Naquela noite, o salão do "Velvet Noir" estava carregado de tensão. Fichas e cartas eram disputadas sob olhares atentos, enquanto Leon permanecia no centro da mesa principal. A taça de bourbon em sua mão refletia as luzes trêmulas do candelabro, e o cigarro em seus lábios soltava uma fumaça densa, quase tão pesada quanto o ar ao redor.
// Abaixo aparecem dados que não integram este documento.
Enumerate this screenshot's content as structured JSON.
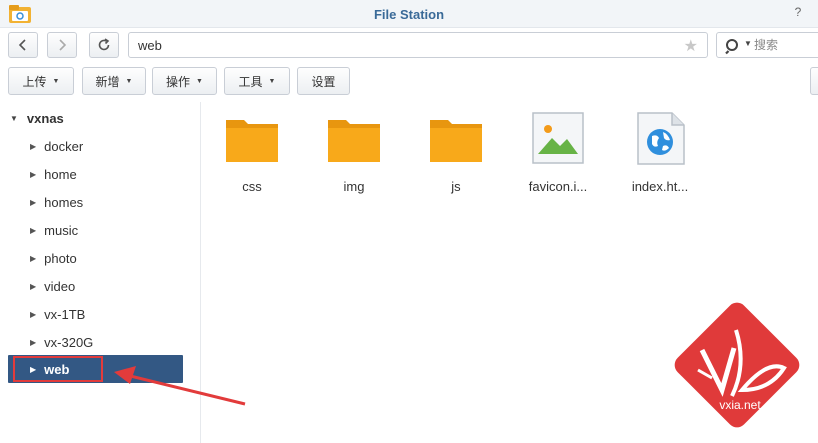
{
  "window": {
    "title": "File Station",
    "help_label": "?"
  },
  "nav": {
    "back_icon": "chevron-left-icon",
    "forward_icon": "chevron-right-icon",
    "refresh_icon": "refresh-icon",
    "path": "web",
    "search_placeholder": "搜索"
  },
  "toolbar": {
    "upload_label": "上传",
    "new_label": "新增",
    "action_label": "操作",
    "tools_label": "工具",
    "settings_label": "设置"
  },
  "sidebar": {
    "root_label": "vxnas",
    "items": [
      {
        "label": "docker"
      },
      {
        "label": "home"
      },
      {
        "label": "homes"
      },
      {
        "label": "music"
      },
      {
        "label": "photo"
      },
      {
        "label": "video"
      },
      {
        "label": "vx-1TB"
      },
      {
        "label": "vx-320G"
      },
      {
        "label": "web",
        "selected": true
      }
    ]
  },
  "files": [
    {
      "name": "css",
      "type": "folder"
    },
    {
      "name": "img",
      "type": "folder"
    },
    {
      "name": "js",
      "type": "folder"
    },
    {
      "name": "favicon.i...",
      "type": "image"
    },
    {
      "name": "index.ht...",
      "type": "html"
    }
  ],
  "watermark": {
    "text": "vxia.net"
  },
  "colors": {
    "title": "#3a6a98",
    "selected_bg": "#335884",
    "folder": "#f8a91a",
    "annotation_red": "#e23b3b",
    "watermark_red": "#e03a3a"
  }
}
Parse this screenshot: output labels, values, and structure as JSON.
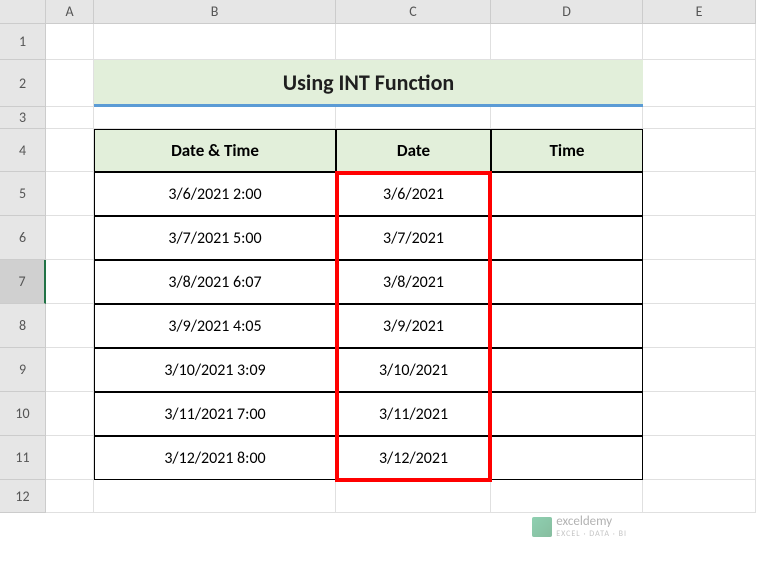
{
  "columns": [
    "",
    "A",
    "B",
    "C",
    "D",
    "E"
  ],
  "rows": [
    "1",
    "2",
    "3",
    "4",
    "5",
    "6",
    "7",
    "8",
    "9",
    "10",
    "11",
    "12"
  ],
  "title": "Using INT Function",
  "headers": {
    "col_b": "Date & Time",
    "col_c": "Date",
    "col_d": "Time"
  },
  "data": [
    {
      "datetime": "3/6/2021 2:00",
      "date": "3/6/2021",
      "time": ""
    },
    {
      "datetime": "3/7/2021 5:00",
      "date": "3/7/2021",
      "time": ""
    },
    {
      "datetime": "3/8/2021 6:07",
      "date": "3/8/2021",
      "time": ""
    },
    {
      "datetime": "3/9/2021 4:05",
      "date": "3/9/2021",
      "time": ""
    },
    {
      "datetime": "3/10/2021 3:09",
      "date": "3/10/2021",
      "time": ""
    },
    {
      "datetime": "3/11/2021 7:00",
      "date": "3/11/2021",
      "time": ""
    },
    {
      "datetime": "3/12/2021 8:00",
      "date": "3/12/2021",
      "time": ""
    }
  ],
  "watermark": {
    "name": "exceldemy",
    "tagline": "EXCEL · DATA · BI"
  },
  "selected_row": "7"
}
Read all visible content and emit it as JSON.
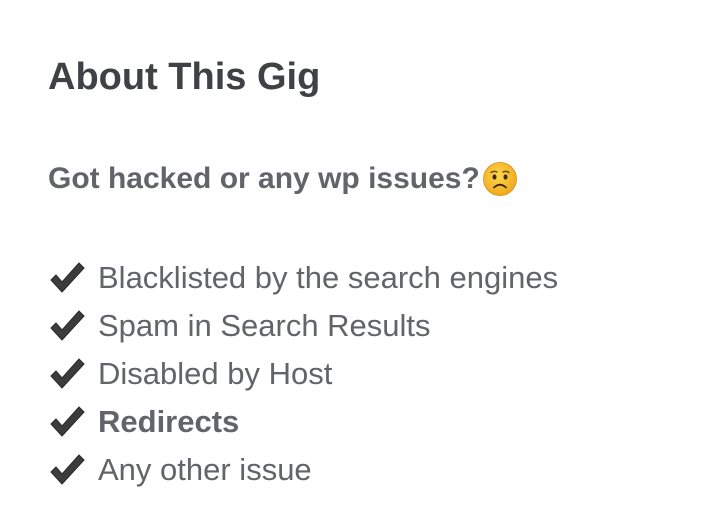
{
  "gig": {
    "section_title": "About This Gig",
    "subheading": "Got hacked or any wp issues?",
    "subheading_emoji": "worried-face-icon",
    "issues": [
      {
        "label": "Blacklisted by the search engines",
        "bold": false
      },
      {
        "label": "Spam in Search Results",
        "bold": false
      },
      {
        "label": "Disabled by Host",
        "bold": false
      },
      {
        "label": "Redirects",
        "bold": true
      },
      {
        "label": "Any other issue",
        "bold": false
      }
    ],
    "bullet_icon": "heavy-check-mark-icon"
  },
  "colors": {
    "title": "#404145",
    "body_text": "#62646a",
    "check_mark": "#3c3c3c",
    "emoji_face": "#f7c23b"
  }
}
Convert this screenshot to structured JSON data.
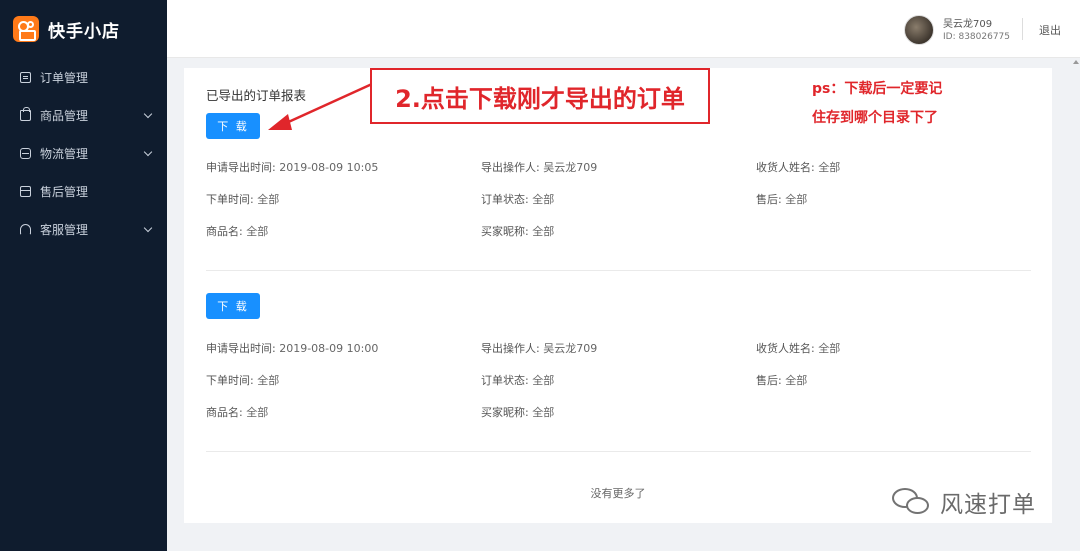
{
  "app": {
    "name": "快手小店"
  },
  "sidebar": {
    "items": [
      {
        "label": "订单管理",
        "icon": "list-icon",
        "expandable": false
      },
      {
        "label": "商品管理",
        "icon": "bag-icon",
        "expandable": true
      },
      {
        "label": "物流管理",
        "icon": "truck-icon",
        "expandable": true
      },
      {
        "label": "售后管理",
        "icon": "box-icon",
        "expandable": false
      },
      {
        "label": "客服管理",
        "icon": "headset-icon",
        "expandable": true
      }
    ]
  },
  "header": {
    "user_name": "吴云龙709",
    "user_id": "ID: 838026775",
    "logout_label": "退出"
  },
  "main": {
    "title": "已导出的订单报表",
    "download_label": "下 载",
    "records": [
      {
        "export_time_label": "申请导出时间:",
        "export_time": "2019-08-09 10:05",
        "operator_label": "导出操作人:",
        "operator": "吴云龙709",
        "receiver_label": "收货人姓名:",
        "receiver": "全部",
        "order_time_label": "下单时间:",
        "order_time": "全部",
        "order_status_label": "订单状态:",
        "order_status": "全部",
        "after_sale_label": "售后:",
        "after_sale": "全部",
        "product_label": "商品名:",
        "product": "全部",
        "buyer_label": "买家昵称:",
        "buyer": "全部"
      },
      {
        "export_time_label": "申请导出时间:",
        "export_time": "2019-08-09 10:00",
        "operator_label": "导出操作人:",
        "operator": "吴云龙709",
        "receiver_label": "收货人姓名:",
        "receiver": "全部",
        "order_time_label": "下单时间:",
        "order_time": "全部",
        "order_status_label": "订单状态:",
        "order_status": "全部",
        "after_sale_label": "售后:",
        "after_sale": "全部",
        "product_label": "商品名:",
        "product": "全部",
        "buyer_label": "买家昵称:",
        "buyer": "全部"
      }
    ],
    "no_more": "没有更多了"
  },
  "annotation": {
    "step": "2.点击下载刚才导出的订单",
    "note_line1": "ps：下载后一定要记",
    "note_line2": "住存到哪个目录下了"
  },
  "watermark": {
    "text": "风速打单"
  },
  "colors": {
    "sidebar_bg": "#0f1c2e",
    "brand_orange": "#ff7a19",
    "primary": "#1890ff",
    "annotation_red": "#e0262b"
  }
}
Seus dedos ágeis embaralhavam cartas manchadas de sangue, resquício de um "acerto de contas" resolvido minutos antes, como se fosse apenas parte do jogo.
Foi então que você entrou. Não era o tipo de pessoa que passava despercebida, e Leon percebeu imediatamente. Seu olhar encontrou o dele por um instante, longo o suficiente para sentir o magnetismo que ele emanava. Ele ergueu um canto da boca, em um meio sorriso enigmático, antes de gesticular com a mão livre, convidando-o para se aproximar. "Espero que você tenha uma boa mão," disse ele, com a voz grave, enquanto uma nova partida se iniciava — uma partida que parecia ser muito mais do que apenas cartas.